Filters, Aggregations and Groupings
Let's have a look at some filters which might be not self-explanatory.
- != is a common expression in programming and means "not equal", hence it filters for all rows which do not match the given value.
- in takes multiple values and filters for all rows which match one of the values.
- not in takes multiple values and filters for all rows which NOT match one of the values.
- Timestamp filters are applied to data according to the selected time zone for the dataset. If no time zone has been selected, then it will by default be the time zone of the machine that created it. Also, keep in mind that filters on a timestamp column are always applied on the raw data not the aggregated or grouped result.
- Relative Between acts as a combination of the "Today"/"Yesterday" and the "Between" filter types for timestamps. Data can be filtered to show a specific period over the current and previous day, relative to the time the dataset is executed.
- like, not like behaves as the SQL operator does. So you can use "%" to match any sequence of characters and "_" to match any single character. No need to enclose the string you are looking to match in quotes ("). E.g. the filter "like: %chine_" would match "machine1" or "Location1$machine5" but not "machine20".
- RegExp Match, Not RegExp Match will filter for the entries that match (or don't match) your regular expression. You can find many sources on how to write a regular expression on the internet.
By default, all timestamp fields in datasets will be displayed in your local time. If you wish to see how your data looks in a different timezone, you may use the time zone selector at the top of the screen. Changing the timezone will display all dataset timestamps in their equivalent time for your selected zone. Filtering and grouping will be done on the translated timestamp, which may change the data included in your dataset. For example, a filter showing data from the last 60 minutes will show different data for TZ "Europe/London" then it would for "Europe/Vienna".
(Left) Translated timestamps in "Australia/Sydney" (AEST) time. (Right) Local Time (CET)
Note: the timezone field is for testing purposes only, and the selected value will not persist when saved.
- No data entries get ignored by default in the aggregations.

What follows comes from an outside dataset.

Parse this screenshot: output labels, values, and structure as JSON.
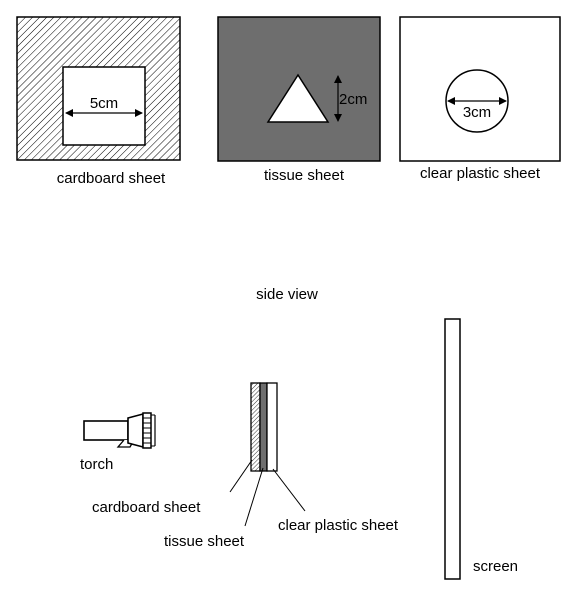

- Minimum, Maximum applied to a text column will give you the lowest (for Minimum) or the highest (for Maximum) entry alphabetically (with the number being lower than character, hence "0Z" < "A").
- Count will simply count the rows.
- Standard Deviation, Variance uses the sample variation and sample standard deviation if you are on a system using Timescale DB. If you are on a system using Crate DB the population variance/standard deviation is used ("no data" entries are excluded from these calculations).
- grouping creates a group for every distinct element and if you group by multiple columns every distinct combination results in a group. A group results in a "summary" of all entries represented in one single entry.
- grouping timestamps has more options than grouping for text or numbers. Here you can put timestamps which are from the same minute, hour, day, etc. in a group. Grouping by e.g. day, week, or month implicitly needs a time zone. Here we use the local time "Europe/Vienna".
- grouping timestamps by time period is an input that allows you to enter an amount of time to create groups or so called "time buckets" which size is determined by selected timestamp above and entered amount e.g. 7 minutes, 5 hours, 2 weeks etc. Default value is 1, and minimum allowed value is 0.01. Decimal values are supported.
Example of grouping by 5 seconds.
In the following video, we show how to create a dataset which contains the average speed of different machine per day, excluding the speed values below 5. We achieved this through grouping by thing and day, taking the average of one-speed column and filtering the second speed column for ">5" and setting it to not show data. Which leads to the data being filtered instead of the results.